02:34Or does it even suggest maybe even something a little bit more bearish?
02:39I would say to me what enough means is a rising up of the voice of the people, the voice of opposition.
02:45And what we've seen so far, I don't know about you, but I've spent far too many days between Christmas and New Year
02:50focused on some of the rabbit holes of X that have all focused on self-improvement.
02:55But there's been that voice of nihilism, discussion of this generation that is essentially degenerate when it comes to finances
03:02that have maybe given up and thrown in the towel in terms of conventional wealth creation
03:07and are now all going to the virtual casino in terms of betting everything.
03:12There's a lot of debate around that.
03:13And that is essentially basically really bringing out the case-shaped economy into its full effect,
03:19that there are some who will simply not participate in this uprising of the economy.
03:25They cannot participate in equity returns, and they're being left behind.
03:29And this is not just the lower-end socioeconomic consumer.
03:32It's increasingly the college graduate of today.
03:35So I do believe that consumers will call enough on AI progress.
03:39They will certainly call enough on electricity pricing.
03:42And they're going to call enough on some of the relentless march of AI and technology
03:47without taking account of some of the social impact.
03:51We're hearing a lot about the anxiousness.
03:52Go ahead.
03:53Well, I want to ask you about electricity pricing and about the performance of utilities.
03:58This year, they're up, I think, 13% or 14% as I look at the S&P, GIX sectors.
04:06Energy is only up 5%.
04:09That, of course, is due to the incredible drop in the price of oil that we've seen.
04:14But we're going to need these utilities.
04:18We're going to need electricity.
04:20We're going to need natural gas.
04:22Is that a bet for 2026, or do you think consumers will call enough,
04:25and that's going to curtail profits?
04:28No, they're going to call enough on the data centers
04:30that are essentially eating their electricity allocation and driving their prices higher.
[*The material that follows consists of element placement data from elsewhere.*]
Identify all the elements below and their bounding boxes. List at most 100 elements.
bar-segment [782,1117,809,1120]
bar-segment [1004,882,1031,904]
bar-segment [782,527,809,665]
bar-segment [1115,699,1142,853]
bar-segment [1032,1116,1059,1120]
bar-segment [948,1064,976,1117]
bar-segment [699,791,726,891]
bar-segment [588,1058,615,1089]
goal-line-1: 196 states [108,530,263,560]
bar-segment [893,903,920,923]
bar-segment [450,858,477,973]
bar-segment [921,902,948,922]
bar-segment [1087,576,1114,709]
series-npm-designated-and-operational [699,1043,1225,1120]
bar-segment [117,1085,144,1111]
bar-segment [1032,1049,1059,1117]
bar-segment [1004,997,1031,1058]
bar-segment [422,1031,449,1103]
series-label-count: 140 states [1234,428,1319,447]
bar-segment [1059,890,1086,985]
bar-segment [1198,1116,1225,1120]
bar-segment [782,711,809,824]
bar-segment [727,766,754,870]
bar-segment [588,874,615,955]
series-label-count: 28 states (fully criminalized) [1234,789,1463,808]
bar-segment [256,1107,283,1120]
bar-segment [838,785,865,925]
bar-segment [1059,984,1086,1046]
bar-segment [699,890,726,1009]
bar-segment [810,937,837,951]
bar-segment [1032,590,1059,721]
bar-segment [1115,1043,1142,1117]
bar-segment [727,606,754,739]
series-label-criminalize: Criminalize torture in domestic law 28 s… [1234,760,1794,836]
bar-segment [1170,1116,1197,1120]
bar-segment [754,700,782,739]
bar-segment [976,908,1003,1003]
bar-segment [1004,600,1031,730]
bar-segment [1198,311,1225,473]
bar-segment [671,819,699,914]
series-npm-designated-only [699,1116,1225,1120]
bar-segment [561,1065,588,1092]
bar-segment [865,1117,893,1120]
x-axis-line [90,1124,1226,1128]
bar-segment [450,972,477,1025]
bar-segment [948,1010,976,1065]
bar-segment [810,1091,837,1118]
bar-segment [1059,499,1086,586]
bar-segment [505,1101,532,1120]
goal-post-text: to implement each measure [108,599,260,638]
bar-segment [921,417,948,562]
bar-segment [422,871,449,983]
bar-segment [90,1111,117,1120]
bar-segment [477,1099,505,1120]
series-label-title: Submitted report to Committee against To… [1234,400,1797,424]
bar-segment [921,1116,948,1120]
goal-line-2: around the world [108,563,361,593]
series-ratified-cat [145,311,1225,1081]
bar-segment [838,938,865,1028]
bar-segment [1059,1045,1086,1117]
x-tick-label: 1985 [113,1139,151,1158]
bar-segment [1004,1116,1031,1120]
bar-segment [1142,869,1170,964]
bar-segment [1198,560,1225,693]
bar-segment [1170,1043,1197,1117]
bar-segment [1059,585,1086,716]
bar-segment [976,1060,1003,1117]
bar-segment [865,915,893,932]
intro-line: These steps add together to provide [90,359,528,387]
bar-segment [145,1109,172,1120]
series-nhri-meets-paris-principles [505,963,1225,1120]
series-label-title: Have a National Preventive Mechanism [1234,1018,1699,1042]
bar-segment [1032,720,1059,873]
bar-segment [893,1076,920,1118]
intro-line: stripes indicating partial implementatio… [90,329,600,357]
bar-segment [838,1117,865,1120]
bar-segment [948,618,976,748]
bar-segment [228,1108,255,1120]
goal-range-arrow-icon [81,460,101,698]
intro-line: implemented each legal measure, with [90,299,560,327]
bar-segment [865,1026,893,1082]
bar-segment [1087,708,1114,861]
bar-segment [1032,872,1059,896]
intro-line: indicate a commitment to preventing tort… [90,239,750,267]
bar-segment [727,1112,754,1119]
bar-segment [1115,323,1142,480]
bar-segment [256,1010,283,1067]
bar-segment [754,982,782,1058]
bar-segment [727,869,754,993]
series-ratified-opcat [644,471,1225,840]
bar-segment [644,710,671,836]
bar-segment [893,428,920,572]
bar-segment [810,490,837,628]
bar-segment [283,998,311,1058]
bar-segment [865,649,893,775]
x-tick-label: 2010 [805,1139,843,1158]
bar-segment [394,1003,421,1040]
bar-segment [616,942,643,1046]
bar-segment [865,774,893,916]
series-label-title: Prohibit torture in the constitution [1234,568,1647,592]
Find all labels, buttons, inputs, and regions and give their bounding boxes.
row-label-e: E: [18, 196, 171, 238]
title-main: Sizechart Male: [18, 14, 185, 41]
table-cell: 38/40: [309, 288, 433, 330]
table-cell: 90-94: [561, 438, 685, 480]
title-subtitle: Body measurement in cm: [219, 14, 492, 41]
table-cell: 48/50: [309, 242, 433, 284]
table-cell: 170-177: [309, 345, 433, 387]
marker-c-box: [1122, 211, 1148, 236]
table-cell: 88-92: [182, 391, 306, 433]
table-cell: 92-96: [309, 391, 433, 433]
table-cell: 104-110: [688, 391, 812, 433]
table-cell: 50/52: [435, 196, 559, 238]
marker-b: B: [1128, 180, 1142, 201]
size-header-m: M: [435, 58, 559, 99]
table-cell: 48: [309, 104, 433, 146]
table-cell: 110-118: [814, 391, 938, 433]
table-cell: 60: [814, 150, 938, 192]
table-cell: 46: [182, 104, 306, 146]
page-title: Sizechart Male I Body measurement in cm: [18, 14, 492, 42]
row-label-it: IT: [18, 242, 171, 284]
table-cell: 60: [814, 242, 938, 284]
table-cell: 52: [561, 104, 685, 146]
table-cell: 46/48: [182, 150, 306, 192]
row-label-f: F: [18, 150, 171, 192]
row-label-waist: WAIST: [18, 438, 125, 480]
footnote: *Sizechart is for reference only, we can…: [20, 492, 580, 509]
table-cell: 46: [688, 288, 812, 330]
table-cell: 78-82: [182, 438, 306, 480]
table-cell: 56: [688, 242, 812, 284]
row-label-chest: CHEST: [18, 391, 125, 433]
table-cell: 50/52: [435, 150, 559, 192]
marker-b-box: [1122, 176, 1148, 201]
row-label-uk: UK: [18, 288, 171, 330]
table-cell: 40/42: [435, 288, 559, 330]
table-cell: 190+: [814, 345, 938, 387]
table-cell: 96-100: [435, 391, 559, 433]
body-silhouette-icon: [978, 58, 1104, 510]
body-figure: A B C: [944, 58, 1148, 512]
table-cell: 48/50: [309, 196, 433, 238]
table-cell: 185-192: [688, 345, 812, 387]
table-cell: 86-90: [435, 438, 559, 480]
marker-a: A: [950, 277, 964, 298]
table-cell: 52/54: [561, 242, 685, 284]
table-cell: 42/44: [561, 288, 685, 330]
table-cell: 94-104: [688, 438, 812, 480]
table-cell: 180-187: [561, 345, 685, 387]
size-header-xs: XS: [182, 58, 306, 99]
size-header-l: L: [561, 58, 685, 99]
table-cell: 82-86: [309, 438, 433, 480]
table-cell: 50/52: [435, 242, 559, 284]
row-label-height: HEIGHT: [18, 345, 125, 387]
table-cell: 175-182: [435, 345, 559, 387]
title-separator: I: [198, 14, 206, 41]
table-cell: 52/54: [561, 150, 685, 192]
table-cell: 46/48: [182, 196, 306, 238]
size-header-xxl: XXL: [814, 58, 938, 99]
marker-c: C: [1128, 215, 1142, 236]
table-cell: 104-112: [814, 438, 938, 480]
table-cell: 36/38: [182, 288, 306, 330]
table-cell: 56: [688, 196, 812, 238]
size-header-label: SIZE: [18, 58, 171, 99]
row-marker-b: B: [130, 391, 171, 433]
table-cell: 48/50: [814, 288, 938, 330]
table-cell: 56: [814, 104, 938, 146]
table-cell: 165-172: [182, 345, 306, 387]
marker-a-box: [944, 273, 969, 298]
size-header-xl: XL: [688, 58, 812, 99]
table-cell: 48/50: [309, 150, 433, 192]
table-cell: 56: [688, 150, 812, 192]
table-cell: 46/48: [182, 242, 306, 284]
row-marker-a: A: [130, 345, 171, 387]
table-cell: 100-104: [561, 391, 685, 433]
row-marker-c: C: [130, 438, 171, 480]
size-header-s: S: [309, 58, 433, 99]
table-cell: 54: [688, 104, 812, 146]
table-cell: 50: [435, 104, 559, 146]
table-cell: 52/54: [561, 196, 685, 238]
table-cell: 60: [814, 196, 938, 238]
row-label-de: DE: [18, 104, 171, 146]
04:35That's where the pushback will be.
04:37There will be a craving for energy.
04:38We know that that certainly is a hockey stick that shows no sign of abating.
04:43And you mentioned energy.
04:44Your columnist, John Authors, did an excellent piece,
04:46which he showed that essentially this hindsight capital looking back
04:50and showed how clean energy is up 40% this year,
04:54while oil and traditional energy is, of course, as you mentioned,
04:58seeing much more darker days in terms of its pricing.
05:01So the fact that clean energy could rise but close to 40% against the headwinds
05:06that the Trump administration is clearly throwing at it,
05:09that is a sign of just how we need electricity from anywhere it can be got.
05:13And that's something that I do see as not abating.
05:16As far as why utilities have not been participating in this,
05:19utilities are traditionally your defensive income-generating stocks,
05:23the very opposite to the large growthy tech stocks.
05:26So that has been a sector that's rotated out of.